A slightly longer pullquote in the trailer tries to make a particular case for what that story is: we're told, in the way that 99pt Futura is wont to capital-t Tell us, that The Fits is "A Transfixing Meditation on Gender and Self-Discovery." That's certainly one way of reading the movie, but it's not the only way, and, given the two reviews I cited above, I'd wager it's far from the most compelling way of making sense of this elusive indie.
There are explanations for why this film so easily evades capture in writing, and that's because it's a movie that relies overwhelmingly on image, sound, and the relation of the two to express the ideas its makers have on the mind. There's dialogue to guide the story, yes, but it's at all times secondary to the way that bodies in motion and ominous clarinets in the soundtrack direct our attention and curiosity. Put it another, inescapably redundant way, The Fits is an act of cinema.
Thinking through all this, I'm reminded of something I once heard the critic Matt Zoller Seitz say on a podcast. Talking about some issues he takes with certain kinds of writing about film and TV, he observes that our culture is largely an audiovisually illiterate one; tough, but, I think, fair. In the context of his conversation, Seitz makes this point to explain how it is that so many movie reviews can end up reading more like book reviews. I believe his point also extends to the phenomenon of marketing teams smearing purplish prose all over movie trailers in an attempt to spell out difficult-to-grasp works of art for potential audiences, rather than let the movie speak for itself and pique viewers' curiosity in its own way.

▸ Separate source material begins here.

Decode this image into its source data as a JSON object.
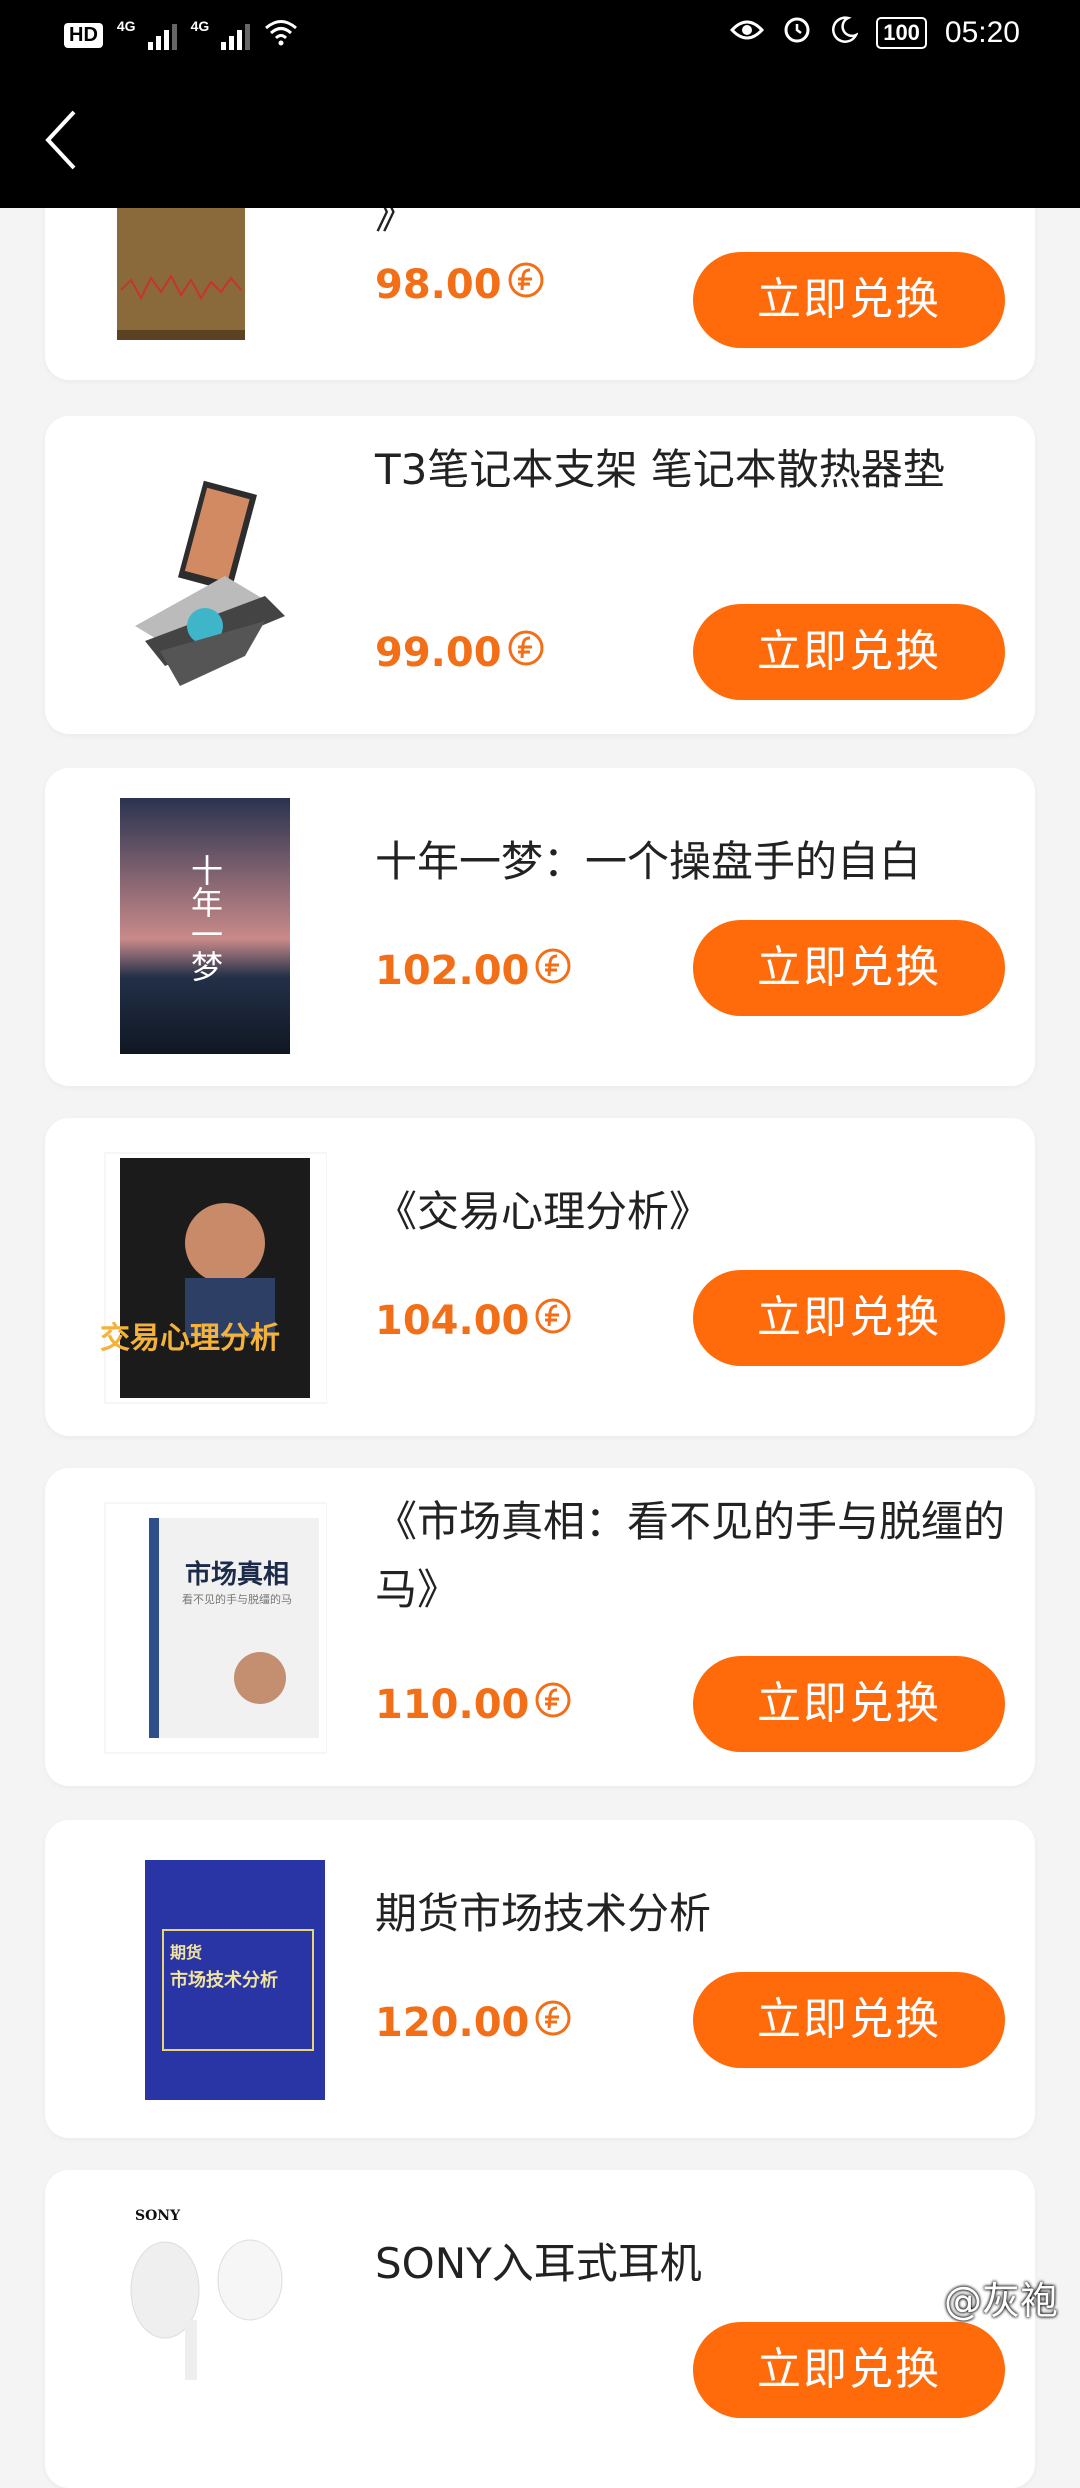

If The Fits didn't quite do it for me on a first go-round, perhaps it's because the words I had been taught, subconsciously, to associate with it had prepared me for a different movie than the one that actually presented itself to me in the theater. I won't pass the blame quite so far in that direction—I felt wholly in control of my experience of watching and analyzing The Fits in the moment, so I'm as much to blame for my reading of the film as anyone else—though I'm left at the end of all this with a more acute sense of how the vocabulary we use to talk about movies—or books, or TV, or I guess even weird people you met on Twitter whom you have to try to explain to the rest of your friends—has a powerfully limiting effect on how we're able to respond to and talk about them. Particularly, in this case, how we're able to discuss movies as works of art that can move us in unexpected ways. The pool of words we've been used to using, to describe movies in attention-grabbing terms for trailers or tweets, is just the kiddie pool. I think it's time we all try dipping our toes into the deep end so we can really learn to swim.
I made a magazine last week! Which, consequently, means I didn't have time to curate links for you this week. Just know that the New York Film Festival finished up over the weekend and has left me positively BUZZING with anticipation for all the movies opening in the next two months.